And that could bode well for the eminently talented Edwards, who in 2010 grew his fan base and enhanced his reputation by going into the grandstands and high-fiving race fans after winning races. Among the Roush drivers in the Chase era, the Missouri native has the most race victories, 18, to Biffle's 15 and 11 for Kenseth. Edwards's 18 first-place finishes tied him for fourth overall since 2004, behind only Johnson (47), Tony Stewart (22) and Kyle Busch (19).
But as Hendrick and Roush both learned the hard way in 2010, there is little carryover year to year in the Sprint Cup Series. In 2011, the Ford and Dodge teams will all have a new upper nose, while all four manufacturers will have new and more attractive lower nose sections, with no more of the ungainly splitter braces.
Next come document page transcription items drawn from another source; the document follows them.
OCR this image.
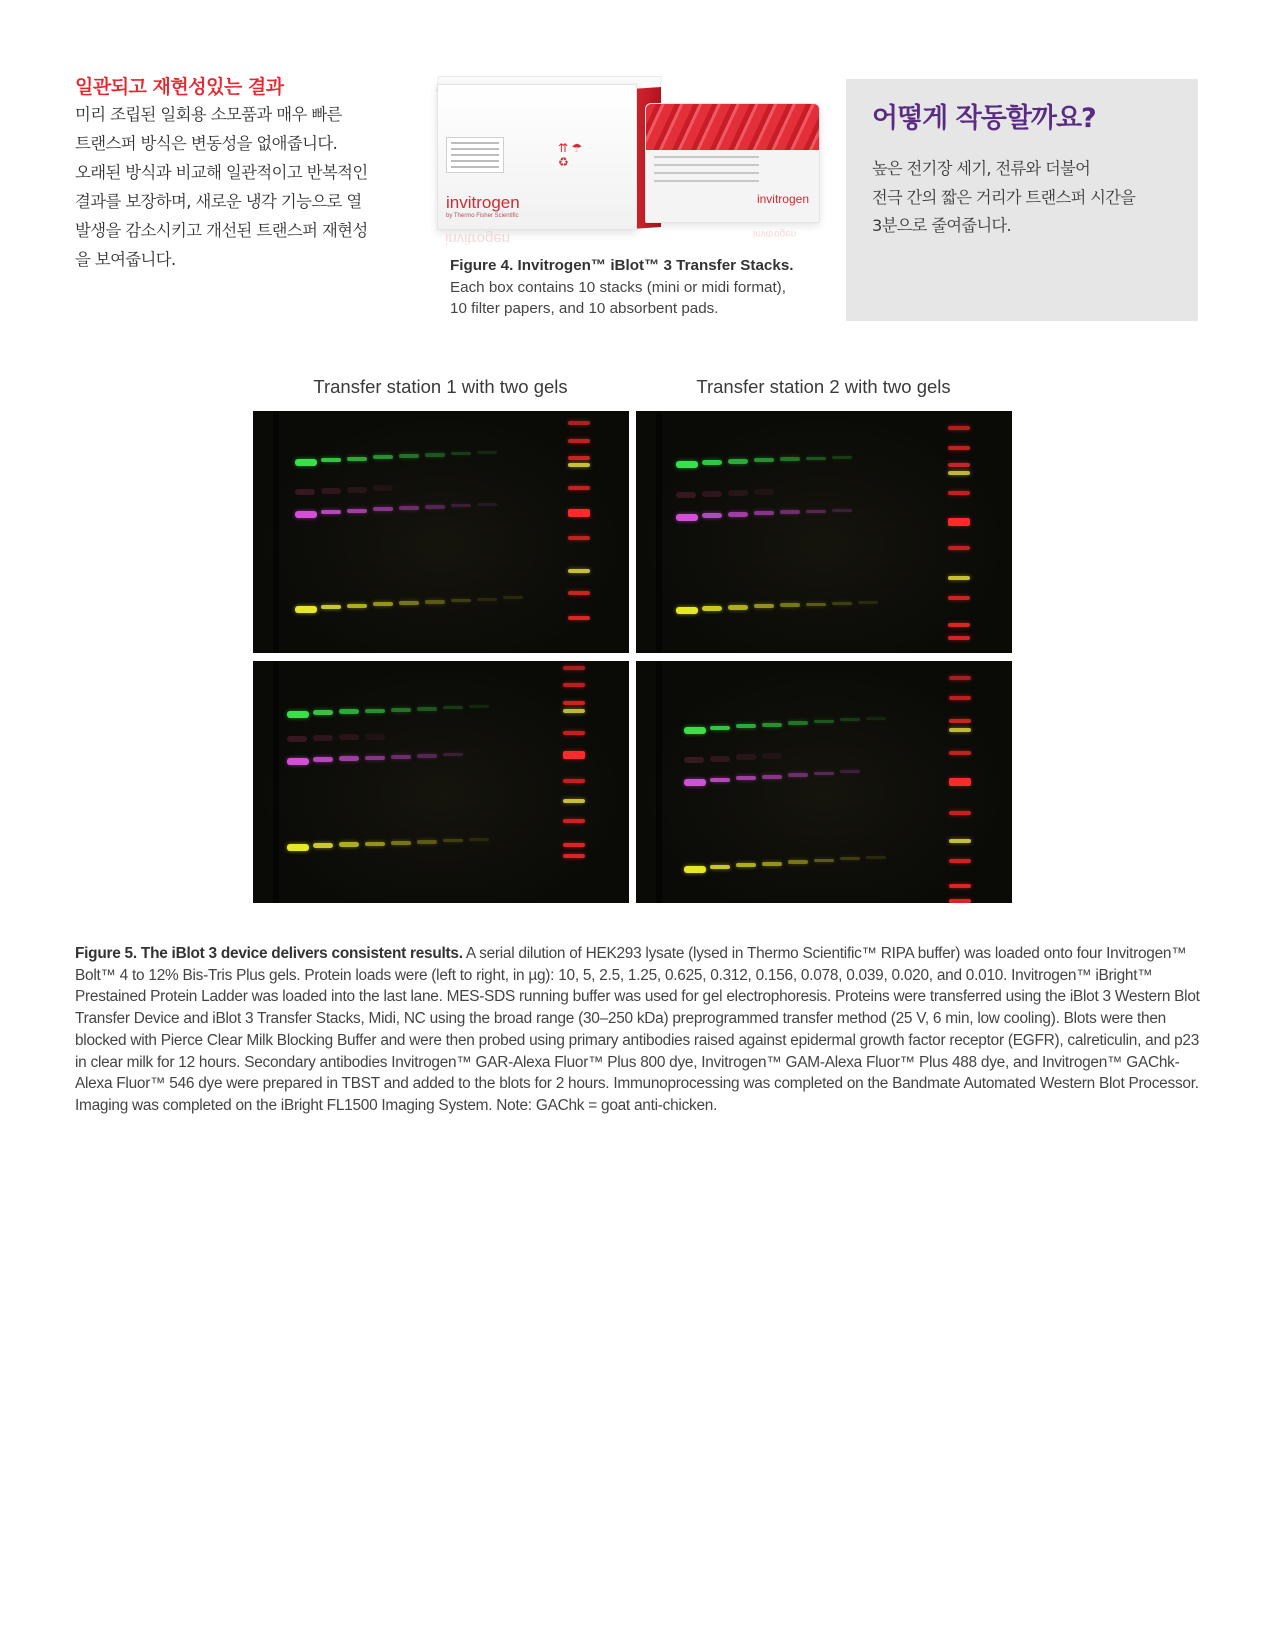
일관되고 재현성있는 결과
미리 조립된 일회용 소모품과 매우 빠른
트랜스퍼 방식은 변동성을 없애줍니다.
오래된 방식과 비교해 일관적이고 반복적인
결과를 보장하며, 새로운 냉각 기능으로 열
발생을 감소시키고 개선된 트랜스퍼 재현성
을 보여줍니다.
⇈ ☂
♻
invitrogen
by Thermo Fisher Scientific
invitrogen
invitrogen
invitrogen
Figure 4. Invitrogen™ iBlot™ 3 Transfer Stacks.
Each box contains 10 stacks (mini or midi format),
10 filter papers, and 10 absorbent pads.
어떻게 작동할까요?
높은 전기장 세기, 전류와 더불어
전극 간의 짧은 거리가 트랜스퍼 시간을
3분으로 줄여줍니다.
Transfer station 1 with two gels	Transfer station 2 with two gels
Figure 5. The iBlot 3 device delivers consistent results. A serial dilution of HEK293 lysate (lysed in Thermo Scientific™ RIPA buffer) was loaded onto four Invitrogen™ Bolt™ 4 to 12% Bis-Tris Plus gels. Protein loads were (left to right, in µg): 10, 5, 2.5, 1.25, 0.625, 0.312, 0.156, 0.078, 0.039, 0.020, and 0.010. Invitrogen™ iBright™ Prestained Protein Ladder was loaded into the last lane. MES-SDS running buffer was used for gel electrophoresis. Proteins were transferred using the iBlot 3 Western Blot Transfer Device and iBlot 3 Transfer Stacks, Midi, NC using the broad range (30–250 kDa) preprogrammed transfer method (25 V, 6 min, low cooling). Blots were then blocked with Pierce Clear Milk Blocking Buffer and were then probed using primary antibodies raised against epidermal growth factor receptor (EGFR), calreticulin, and p23 in clear milk for 12 hours. Secondary antibodies Invitrogen™ GAR-Alexa Fluor™ Plus 800 dye, Invitrogen™ GAM-Alexa Fluor™ Plus 488 dye, and Invitrogen™ GAChk-Alexa Fluor™ 546 dye were prepared in TBST and added to the blots for 2 hours. Immunoprocessing was completed on the Bandmate Automated Western Blot Processor. Imaging was completed on the iBright FL1500 Imaging System. Note: GAChk = goat anti-chicken.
And Roush Fenway probably can't count on as much help from RPM in 2011 as they got in 2010. Kahne and his talented crew chief Kenny Francis have moved on to greener pastures at Red Bull Toyota, while RPM has shed 75 employees and two of its four teams as it goes through yet another ownership change with an uncertain future. “Jack's cars are fastest when there's another competitive Ford team,” a Ford Racing official says. “He does better with in-house competition.”
Whoever figures out the nuances of the new nose will have a distinct advantage at the start of 2011, just as Joe Gibbs Racing did when NASCAR switched from wing to spoiler in 2010. And make no mistake about it, in this day and age, NASCAR Sprint Cup races are won by engineers – the brilliant and highly educated nerds who run the seven-post machines and sift through wind tunnel data – as much or more as they are by the men who drive the racecars.
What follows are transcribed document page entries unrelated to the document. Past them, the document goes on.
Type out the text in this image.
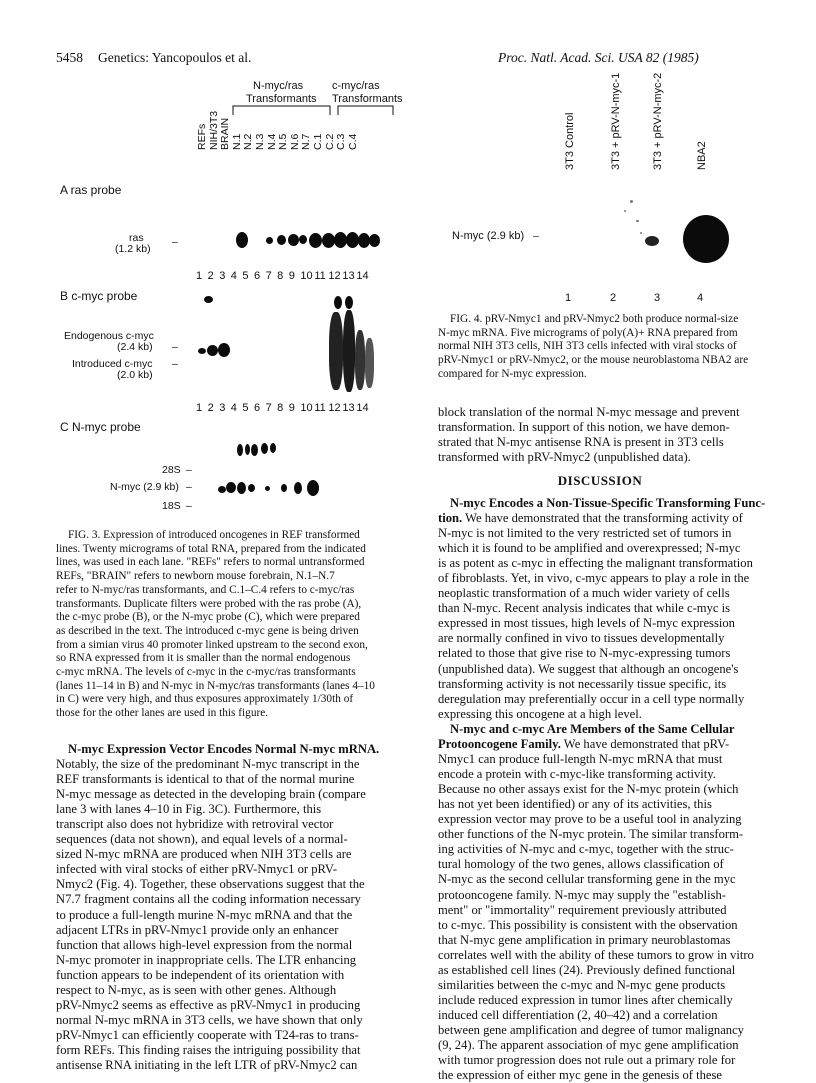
5458 Genetics: Yancopoulos et al.	Proc. Natl. Acad. Sci. USA 82 (1985)
N-myc/ras
Transformants
c-myc/ras
Transformants
REFs NIH/3T3 BRAIN N.1 N.2 N.3 N.4 N.5 N.6 N.7 C.1 C.2 C.3 C.4
A ras probe
ras
(1.2 kb)
–
1 2 3 4 5 6 7 8 9 10 11 12 13 14
B c-myc probe
Endogenous c-myc
(2.4 kb) –
Introduced c-myc
(2.0 kb)
–
1 2 3 4 5 6 7 8 9 10 11 12 13 14
C N-myc probe
28S –
N-myc (2.9 kb) –
18S –
FIG. 3. Expression of introduced oncogenes in REF transformed
lines. Twenty micrograms of total RNA, prepared from the indicated
lines, was used in each lane. "REFs" refers to normal untransformed
REFs, "BRAIN" refers to newborn mouse forebrain, N.1–N.7
refer to N-myc/ras transformants, and C.1–C.4 refers to c-myc/ras
transformants. Duplicate filters were probed with the ras probe (A),
the c-myc probe (B), or the N-myc probe (C), which were prepared
as described in the text. The introduced c-myc gene is being driven
from a simian virus 40 promoter linked upstream to the second exon,
so RNA expressed from it is smaller than the normal endogenous
c-myc mRNA. The levels of c-myc in the c-myc/ras transformants
(lanes 11–14 in B) and N-myc in N-myc/ras transformants (lanes 4–10
in C) were very high, and thus exposures approximately 1/30th of
those for the other lanes are used in this figure.
3T3 Control	3T3 + pRV-N-myc-1	3T3 + pRV-N-myc-2	NBA2
N-myc (2.9 kb) –
1	2	3	4
FIG. 4. pRV-Nmyc1 and pRV-Nmyc2 both produce normal-size
N-myc mRNA. Five micrograms of poly(A)+ RNA prepared from
normal NIH 3T3 cells, NIH 3T3 cells infected with viral stocks of
pRV-Nmyc1 or pRV-Nmyc2, or the mouse neuroblastoma NBA2 are
compared for N-myc expression.
N-myc Expression Vector Encodes Normal N-myc mRNA.
Notably, the size of the predominant N-myc transcript in the
REF transformants is identical to that of the normal murine
N-myc message as detected in the developing brain (compare
lane 3 with lanes 4–10 in Fig. 3C). Furthermore, this
transcript also does not hybridize with retroviral vector
sequences (data not shown), and equal levels of a normal-
sized N-myc mRNA are produced when NIH 3T3 cells are
infected with viral stocks of either pRV-Nmyc1 or pRV-
Nmyc2 (Fig. 4). Together, these observations suggest that the
N7.7 fragment contains all the coding information necessary
to produce a full-length murine N-myc mRNA and that the
adjacent LTRs in pRV-Nmyc1 provide only an enhancer
function that allows high-level expression from the normal
N-myc promoter in inappropriate cells. The LTR enhancing
function appears to be independent of its orientation with
respect to N-myc, as is seen with other genes. Although
pRV-Nmyc2 seems as effective as pRV-Nmyc1 in producing
normal N-myc mRNA in 3T3 cells, we have shown that only
pRV-Nmyc1 can efficiently cooperate with T24-ras to trans-
form REFs. This finding raises the intriguing possibility that
antisense RNA initiating in the left LTR of pRV-Nmyc2 can
block translation of the normal N-myc message and prevent
transformation. In support of this notion, we have demon-
strated that N-myc antisense RNA is present in 3T3 cells
transformed with pRV-Nmyc2 (unpublished data).
DISCUSSION
N-myc Encodes a Non-Tissue-Specific Transforming Func-
tion. We have demonstrated that the transforming activity of
N-myc is not limited to the very restricted set of tumors in
which it is found to be amplified and overexpressed; N-myc
is as potent as c-myc in effecting the malignant transformation
of fibroblasts. Yet, in vivo, c-myc appears to play a role in the
neoplastic transformation of a much wider variety of cells
than N-myc. Recent analysis indicates that while c-myc is
expressed in most tissues, high levels of N-myc expression
are normally confined in vivo to tissues developmentally
related to those that give rise to N-myc-expressing tumors
(unpublished data). We suggest that although an oncogene's
transforming activity is not necessarily tissue specific, its
deregulation may preferentially occur in a cell type normally
expressing this oncogene at a high level.
N-myc and c-myc Are Members of the Same Cellular
Protooncogene Family. We have demonstrated that pRV-
Nmyc1 can produce full-length N-myc mRNA that must
encode a protein with c-myc-like transforming activity.
Because no other assays exist for the N-myc protein (which
has not yet been identified) or any of its activities, this
expression vector may prove to be a useful tool in analyzing
other functions of the N-myc protein. The similar transform-
ing activities of N-myc and c-myc, together with the struc-
tural homology of the two genes, allows classification of
N-myc as the second cellular transforming gene in the myc
protooncogene family. N-myc may supply the "establish-
ment" or "immortality" requirement previously attributed
to c-myc. This possibility is consistent with the observation
that N-myc gene amplification in primary neuroblastomas
correlates well with the ability of these tumors to grow in vitro
as established cell lines (24). Previously defined functional
similarities between the c-myc and N-myc gene products
include reduced expression in tumor lines after chemically
induced cell differentiation (2, 40–42) and a correlation
between gene amplification and degree of tumor malignancy
(9, 24). The apparent association of myc gene amplification
with tumor progression does not rule out a primary role for
the expression of either myc gene in the genesis of these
How else could one explain how Edwards won nine races in 2008, then went 0 for 70 in 2009 and the first 34 races of '10, before ending last season with dominating victories? Get the car right and the driver can do his job. Otherwise, he's screwed. It's really not a whole lot more complicated than that.
For Edwards, finally dethroning Johnson in 2011 is Job No. 1.
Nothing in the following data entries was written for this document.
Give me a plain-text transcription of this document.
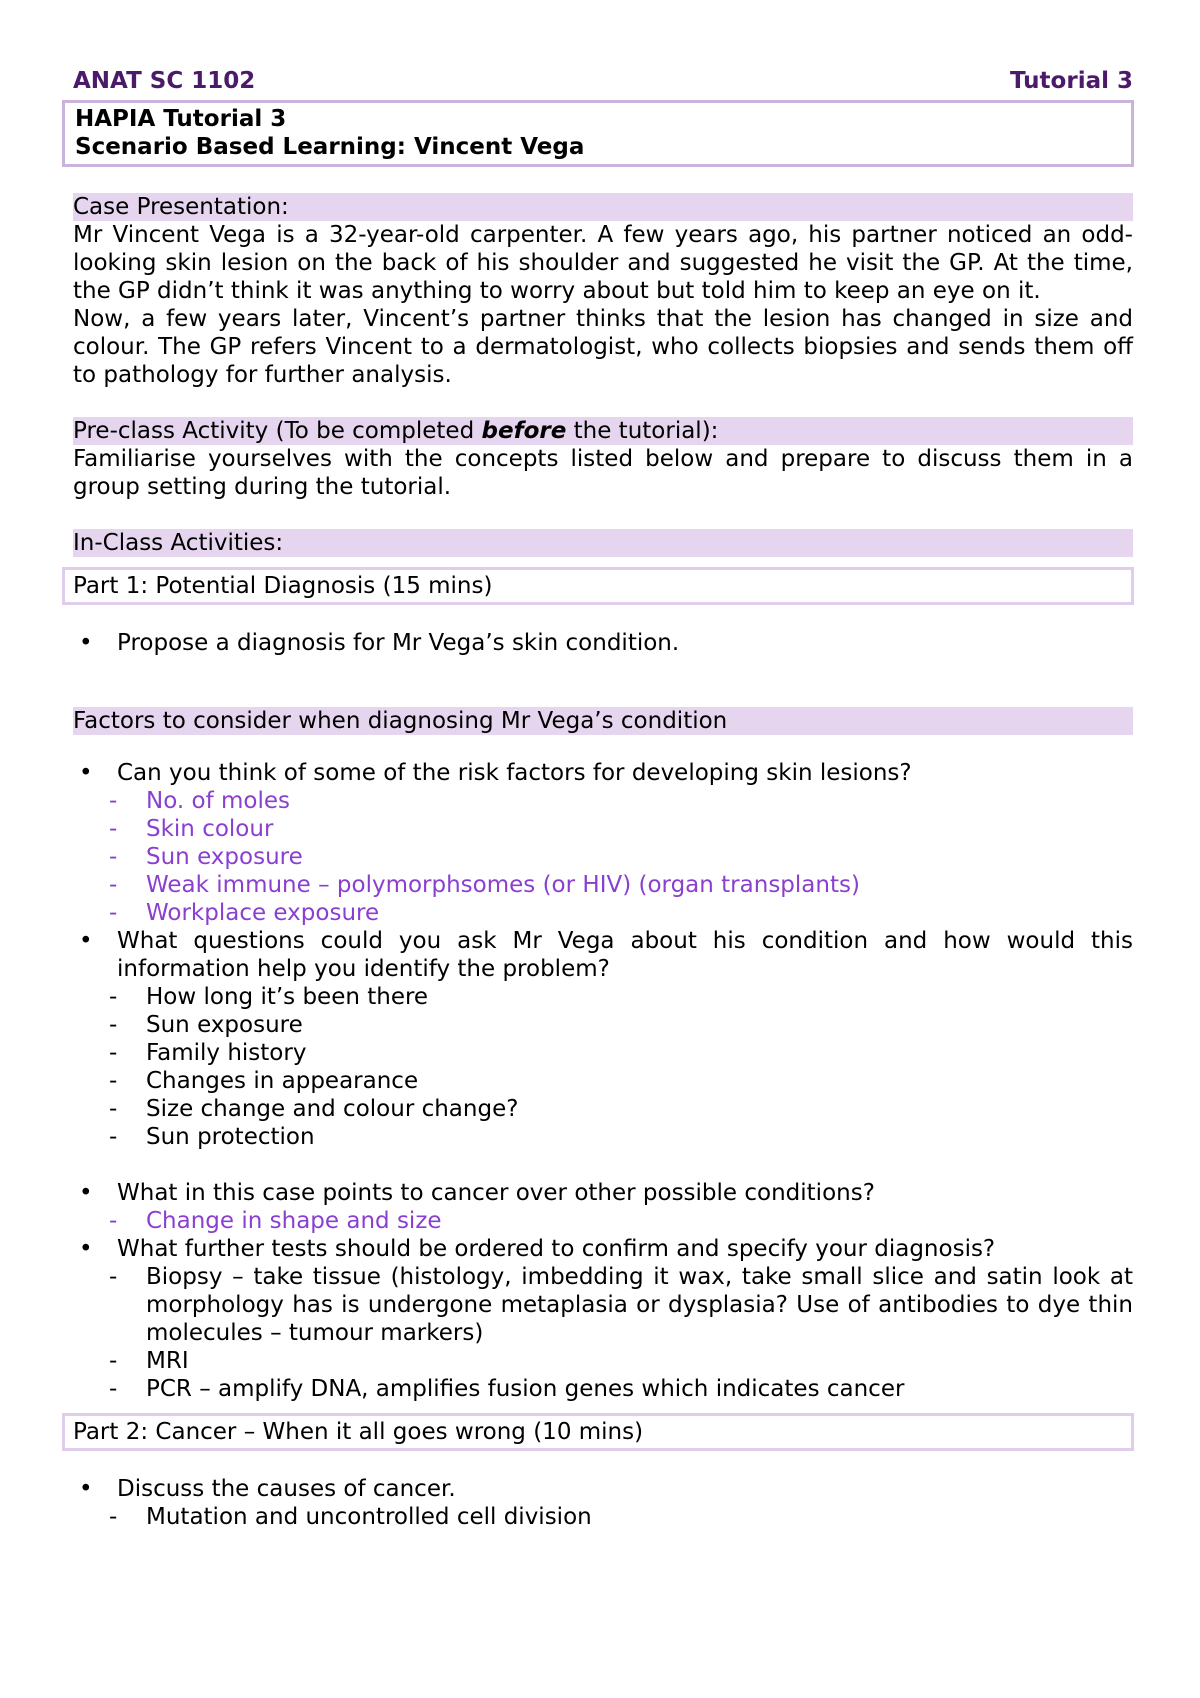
ANAT SC 1102	Tutorial 3
HAPIA Tutorial 3
Scenario Based Learning: Vincent Vega
Case Presentation:

Mr Vincent Vega is a 32-year-old carpenter. A few years ago, his partner noticed an odd-looking skin lesion on the back of his shoulder and suggested he visit the GP. At the time, the GP didn’t think it was anything to worry about but told him to keep an eye on it.

Now, a few years later, Vincent’s partner thinks that the lesion has changed in size and colour. The GP refers Vincent to a dermatologist, who collects biopsies and sends them off to pathology for further analysis.

Pre-class Activity (To be completed before the tutorial):

Familiarise yourselves with the concepts listed below and prepare to discuss them in a group setting during the tutorial.

In-Class Activities:
Part 1: Potential Diagnosis (15 mins)
• Propose a diagnosis for Mr Vega’s skin condition.
Factors to consider when diagnosing Mr Vega’s condition
• Can you think of some of the risk factors for developing skin lesions?
- No. of moles
- Skin colour
- Sun exposure
- Weak immune – polymorphsomes (or HIV) (organ transplants)
- Workplace exposure
• What questions could you ask Mr Vega about his condition and how would this information help you identify the problem?
- How long it’s been there
- Sun exposure
- Family history
- Changes in appearance
- Size change and colour change?
- Sun protection
• What in this case points to cancer over other possible conditions?
- Change in shape and size
• What further tests should be ordered to confirm and specify your diagnosis?
- Biopsy – take tissue (histology, imbedding it wax, take small slice and satin look at morphology has is undergone metaplasia or dysplasia? Use of antibodies to dye thin molecules – tumour markers)
- MRI
- PCR – amplify DNA, amplifies fusion genes which indicates cancer
Part 2: Cancer – When it all goes wrong (10 mins)
• Discuss the causes of cancer.
- Mutation and uncontrolled cell division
“How do we beat those guys? I believe that our slope, our game is a little steeper than theirs right now,” says Edwards of Johnson and the No. 48 Hendrick Motorsports squad. “The question is, can we keep that going? We have been better at times: We've proven that. Other people have been better at times. But on average, the No. 48 team has just been better than everyone else.
“I look at what we have; I look at the two cars sitting next to one another and I understand that those cars are made of shocks, springs, the chassis, the body, the engine… I look at all those parameters and where we are headed, and I feel like we are making really good progress.
“So with that being said, we just have to hope that we can continue that. How do we stack up compared to them? I still feel like we are on more of an upswing than we were in 2008.”
We'll all know soon enough if he's right or not.